Which is easier to reply to? "Sniper East 200 meters"

or

"I'm sorry I haven't been talking lately, I'm sorry if it seems like I'm ignoring you. I wouldn't ignore you, I've just had some things going on. I feel like I'm an awful person and I disappoint myself everyday, I avoid mirrors because when I see myself I ask myself what went wrong, why am I the way I am. What happened to the happy kid excited for the future and who like who he was. I'm scared I'm losing those around me but I feel constantly drained, numb and lost which has left me to tired to chase those I care about. Instead of chasing people I'm growing further away from I just convince myself that they would be better without me and that I don't deserve them. I haven't spoken much lately because I don't see why you would want to talk to me. You must see me to be different then I really am and I'm worried you will see who I really am, you will see the disappointment I see everyday and go.

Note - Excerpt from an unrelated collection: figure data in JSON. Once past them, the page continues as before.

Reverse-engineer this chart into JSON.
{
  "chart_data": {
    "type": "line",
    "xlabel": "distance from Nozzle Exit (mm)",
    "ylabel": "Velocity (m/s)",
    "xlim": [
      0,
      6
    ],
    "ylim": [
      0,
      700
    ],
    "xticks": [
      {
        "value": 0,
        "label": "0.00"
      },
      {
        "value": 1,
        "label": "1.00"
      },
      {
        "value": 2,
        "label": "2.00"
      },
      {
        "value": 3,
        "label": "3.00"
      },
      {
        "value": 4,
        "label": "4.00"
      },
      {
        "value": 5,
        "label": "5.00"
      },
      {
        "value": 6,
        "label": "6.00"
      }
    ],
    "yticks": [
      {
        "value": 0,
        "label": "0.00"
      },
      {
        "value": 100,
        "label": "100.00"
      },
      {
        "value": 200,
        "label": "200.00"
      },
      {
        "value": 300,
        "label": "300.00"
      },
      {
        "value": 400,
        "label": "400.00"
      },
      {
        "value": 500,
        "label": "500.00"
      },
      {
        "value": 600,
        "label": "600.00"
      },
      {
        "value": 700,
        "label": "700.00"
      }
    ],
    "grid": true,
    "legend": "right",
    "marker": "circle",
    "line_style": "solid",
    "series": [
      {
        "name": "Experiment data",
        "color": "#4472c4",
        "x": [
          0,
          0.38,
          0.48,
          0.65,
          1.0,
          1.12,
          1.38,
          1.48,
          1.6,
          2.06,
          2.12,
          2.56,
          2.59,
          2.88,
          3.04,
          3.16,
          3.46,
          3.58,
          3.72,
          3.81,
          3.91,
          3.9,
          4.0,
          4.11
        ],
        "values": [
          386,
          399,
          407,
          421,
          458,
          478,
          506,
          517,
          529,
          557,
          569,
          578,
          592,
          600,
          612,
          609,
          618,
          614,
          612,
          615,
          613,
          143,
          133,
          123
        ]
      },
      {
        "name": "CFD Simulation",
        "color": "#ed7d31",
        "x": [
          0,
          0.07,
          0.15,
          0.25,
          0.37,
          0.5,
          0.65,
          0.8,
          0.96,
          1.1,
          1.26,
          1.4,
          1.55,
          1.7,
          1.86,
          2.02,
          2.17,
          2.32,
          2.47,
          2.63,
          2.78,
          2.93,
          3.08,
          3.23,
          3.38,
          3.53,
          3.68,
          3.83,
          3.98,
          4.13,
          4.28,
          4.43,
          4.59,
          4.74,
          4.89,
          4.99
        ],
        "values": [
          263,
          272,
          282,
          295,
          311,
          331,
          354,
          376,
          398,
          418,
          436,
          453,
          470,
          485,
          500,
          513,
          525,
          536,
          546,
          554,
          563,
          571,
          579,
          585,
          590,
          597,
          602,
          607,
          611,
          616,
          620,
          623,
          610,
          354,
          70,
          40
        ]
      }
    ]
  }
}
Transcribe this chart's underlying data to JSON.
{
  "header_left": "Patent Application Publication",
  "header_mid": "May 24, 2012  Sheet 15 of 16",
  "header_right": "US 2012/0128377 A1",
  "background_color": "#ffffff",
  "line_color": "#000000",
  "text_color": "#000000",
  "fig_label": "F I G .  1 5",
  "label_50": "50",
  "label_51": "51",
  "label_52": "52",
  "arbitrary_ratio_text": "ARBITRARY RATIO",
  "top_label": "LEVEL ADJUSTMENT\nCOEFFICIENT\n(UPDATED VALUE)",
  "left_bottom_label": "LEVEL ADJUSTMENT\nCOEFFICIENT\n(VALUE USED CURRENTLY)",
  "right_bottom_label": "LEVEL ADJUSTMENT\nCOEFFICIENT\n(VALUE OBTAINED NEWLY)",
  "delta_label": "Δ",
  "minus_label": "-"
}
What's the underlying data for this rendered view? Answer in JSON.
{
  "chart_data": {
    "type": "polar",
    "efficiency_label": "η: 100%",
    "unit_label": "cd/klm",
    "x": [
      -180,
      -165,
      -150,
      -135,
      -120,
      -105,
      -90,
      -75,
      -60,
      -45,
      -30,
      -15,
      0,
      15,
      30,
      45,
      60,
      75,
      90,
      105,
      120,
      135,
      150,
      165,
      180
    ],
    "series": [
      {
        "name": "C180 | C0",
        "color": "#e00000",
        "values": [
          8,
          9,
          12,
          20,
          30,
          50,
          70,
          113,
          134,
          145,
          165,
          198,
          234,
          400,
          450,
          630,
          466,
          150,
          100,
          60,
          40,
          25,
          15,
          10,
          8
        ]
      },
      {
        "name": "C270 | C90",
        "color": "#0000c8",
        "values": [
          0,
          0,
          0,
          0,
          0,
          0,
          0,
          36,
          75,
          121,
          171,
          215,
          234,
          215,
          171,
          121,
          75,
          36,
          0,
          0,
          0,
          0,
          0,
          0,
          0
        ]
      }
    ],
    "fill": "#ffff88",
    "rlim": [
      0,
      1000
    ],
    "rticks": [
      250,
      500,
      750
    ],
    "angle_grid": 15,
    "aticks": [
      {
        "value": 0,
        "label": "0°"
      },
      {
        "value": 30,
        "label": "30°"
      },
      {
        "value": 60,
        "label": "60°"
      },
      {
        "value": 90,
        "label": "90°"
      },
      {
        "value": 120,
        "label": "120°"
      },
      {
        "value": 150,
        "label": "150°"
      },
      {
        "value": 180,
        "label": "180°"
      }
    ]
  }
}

I don't want to lose yoku but I could not live with myself if I was the reason you went so it's easier for me to distance myself from you to help you go. I hate the fact that I'm this way but I don't know how to change. Even compliments people say to me mean nothing, it's like when people say something kind my brain ignores it. It's like a valve that closes all the compliments and kind words out and let's the sadness that I already have to grow. I don't care about myself enough to change, I just care about you to the extent that I don't want you to decline because of me. I'm sorry."